La future méthode du Marine Corps vers les chokepoints stratégiques et les littoraux pourrait prendre l'approche du pirate et l'accélérer avec de nouveaux armements, navires, ISR supérieur et créativité tactique. Ce n'est pas une chose à laquelle les marines régionales sont aptes à faire face, et ce n'est certainement pas quelque chose qu'une organisation comme le PLAN serait à l'aise de répondre, car cela nécessiterait de la flexibilité et de l'initiative au niveau tactique que le commandement et contrôle obsédait l'APL. ne nourrit pas activement.

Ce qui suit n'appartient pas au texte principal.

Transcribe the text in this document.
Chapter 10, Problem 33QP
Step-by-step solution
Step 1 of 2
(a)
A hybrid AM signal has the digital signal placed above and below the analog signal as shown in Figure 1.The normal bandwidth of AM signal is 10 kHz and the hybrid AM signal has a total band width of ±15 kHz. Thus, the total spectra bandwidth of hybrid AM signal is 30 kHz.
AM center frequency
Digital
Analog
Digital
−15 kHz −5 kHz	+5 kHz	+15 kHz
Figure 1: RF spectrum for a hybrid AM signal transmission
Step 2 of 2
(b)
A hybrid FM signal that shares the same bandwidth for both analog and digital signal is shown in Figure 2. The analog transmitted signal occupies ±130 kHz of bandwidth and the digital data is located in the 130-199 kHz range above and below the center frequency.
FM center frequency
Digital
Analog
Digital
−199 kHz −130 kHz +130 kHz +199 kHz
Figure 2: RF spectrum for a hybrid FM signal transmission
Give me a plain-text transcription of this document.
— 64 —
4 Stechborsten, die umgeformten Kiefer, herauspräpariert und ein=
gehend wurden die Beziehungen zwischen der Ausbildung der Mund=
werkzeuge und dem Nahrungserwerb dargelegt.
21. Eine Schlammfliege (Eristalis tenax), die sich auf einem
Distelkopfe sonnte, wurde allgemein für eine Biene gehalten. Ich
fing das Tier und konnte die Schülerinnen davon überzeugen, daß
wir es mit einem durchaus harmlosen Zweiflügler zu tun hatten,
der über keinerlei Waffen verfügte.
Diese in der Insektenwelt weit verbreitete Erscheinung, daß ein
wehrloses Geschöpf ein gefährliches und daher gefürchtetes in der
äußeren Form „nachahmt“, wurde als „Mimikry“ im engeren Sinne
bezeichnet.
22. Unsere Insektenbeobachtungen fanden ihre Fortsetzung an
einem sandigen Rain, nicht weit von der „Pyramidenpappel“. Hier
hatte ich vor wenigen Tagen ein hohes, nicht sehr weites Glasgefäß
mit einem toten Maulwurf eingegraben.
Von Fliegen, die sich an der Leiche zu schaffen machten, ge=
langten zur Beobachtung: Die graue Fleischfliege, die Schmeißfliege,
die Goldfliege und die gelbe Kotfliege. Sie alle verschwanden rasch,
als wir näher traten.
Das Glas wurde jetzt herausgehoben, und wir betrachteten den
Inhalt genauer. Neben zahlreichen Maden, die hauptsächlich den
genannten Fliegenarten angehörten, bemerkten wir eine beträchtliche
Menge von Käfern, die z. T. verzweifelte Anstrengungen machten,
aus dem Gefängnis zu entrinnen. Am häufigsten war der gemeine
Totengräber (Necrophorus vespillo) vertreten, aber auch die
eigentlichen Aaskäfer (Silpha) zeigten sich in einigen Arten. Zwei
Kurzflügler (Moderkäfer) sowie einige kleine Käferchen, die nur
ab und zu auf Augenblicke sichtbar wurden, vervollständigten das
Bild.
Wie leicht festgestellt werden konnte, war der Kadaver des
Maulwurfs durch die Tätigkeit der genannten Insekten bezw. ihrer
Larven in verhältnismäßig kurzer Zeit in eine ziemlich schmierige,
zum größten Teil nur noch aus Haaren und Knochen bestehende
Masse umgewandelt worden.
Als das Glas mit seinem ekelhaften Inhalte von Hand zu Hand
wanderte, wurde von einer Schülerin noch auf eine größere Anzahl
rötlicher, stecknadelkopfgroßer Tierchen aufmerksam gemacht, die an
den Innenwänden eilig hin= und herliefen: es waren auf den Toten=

Prenant le piratage un peu plus littéralement, les Marines pouvaient embarquer sur les navires de la marine marchande ennemis opérant dans la région et infliger des dommages matériels à l'ennemi. Cependant, l'objectif ultime pour les Marines dans un conflit régional où les États-Unis n'ont pas de contrôle maritime sera d'utiliser des ressources terrestres pour percer un trou dans le contrôle maritime d'une marine ennemie, puis faciliter l'accès à une marine amie pour se rendre sur le champ de bataille . Dans cette optique, le Corps des Marines trouvera un terrain opérationnel viable dans les littoraux et les points de passage de l’Asie du Sud-Est.

Drake Long (@DRM_Long) est un analyste et reporter couvrant les questions maritimes de la mer de Chine méridionale et du sud-est asiatique pour RadioFreeAsia. Il est également boursier Asie-Pacifique 2020 pour Jeunes professionnels en politique étrangère.